Nurture does too, though, PsychCentral explains. If, in the past, you've received positive reinforcement when you've expressed your stress — maybe by getting extra attention of some kind — it stands to reason you're likelier to express stress again.

Then, there's the discussion of personality, and how it affects stress. In fact, according to research by Sarah Kim for a course at Bryn Mawr College, personality could be the biggest factor in determining how we all handle stress.

Hardiness (being able to withstand difficult situations) is understandably a personality trait closely related to the ability to handle stress well. Happiness is another personality trait linked with better being able to deal with stress. Conversely, people who are what we refer to as "type A" have been found to have more frequent reactions that are hostile or angry, therefore increasing their stress.

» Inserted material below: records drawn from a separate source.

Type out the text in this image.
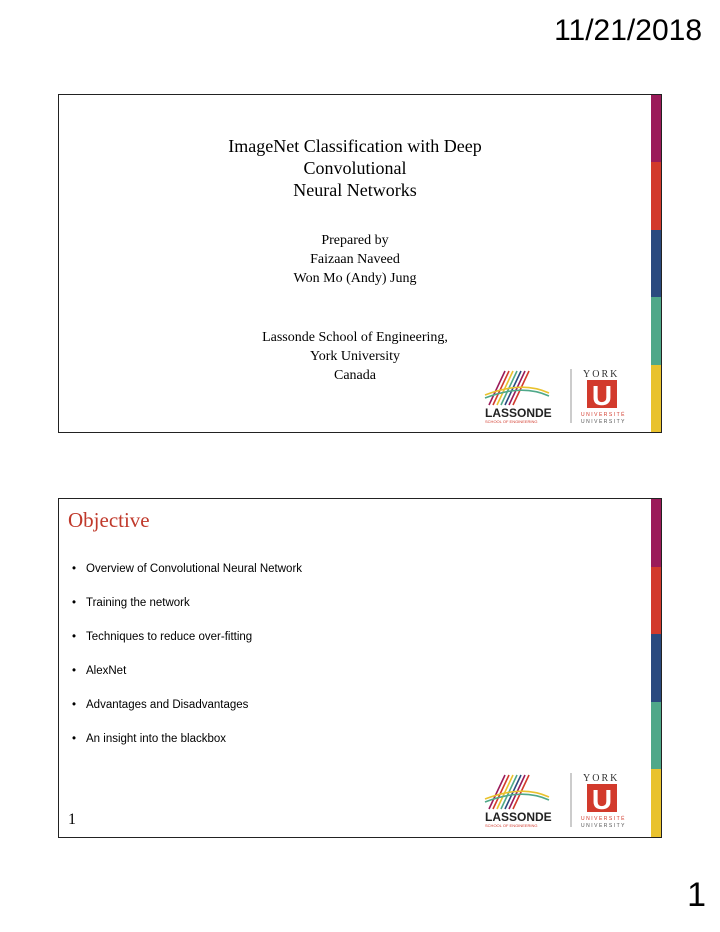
11/21/2018
ImageNet Classification with Deep
Convolutional
Neural Networks
Prepared by
Faizaan Naveed
Won Mo (Andy) Jung
Lassonde School of Engineering,
York University
Canada
LASSONDE
SCHOOL OF ENGINEERING
YORK
U
UNIVERSITÉ
UNIVERSITY
Objective
• Overview of Convolutional Neural Network
• Training the network
• Techniques to reduce over-fitting
• AlexNet
• Advantages and Disadvantages
• An insight into the blackbox
1	LASSONDE
SCHOOL OF ENGINEERING
YORK
U
UNIVERSITÉ
UNIVERSITY
1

Kim notes even more factors that can influence how well we handle stress, including our personal health habits, and demographic variables like age, ethnicity, occupational status, and socioeconomic status.

It's not wonder then, that when perceiving our roommates' distress, we default to assume theirs is similar to our own. A more accurate assessment would need to involve a look into at least some of the aforementioned factors.

While most of us aren't ever going to be psychology researchers, the authors of the original study note, per the NYU news release, "More universal training on how to identify and respond to the distress of peers might have the benefit of encouraging conversations among roommates about what actions each might take if he or she notices another experiencing extreme distress."

In other words, learn to read your roomie's stress better, and your relationship will thank you for it.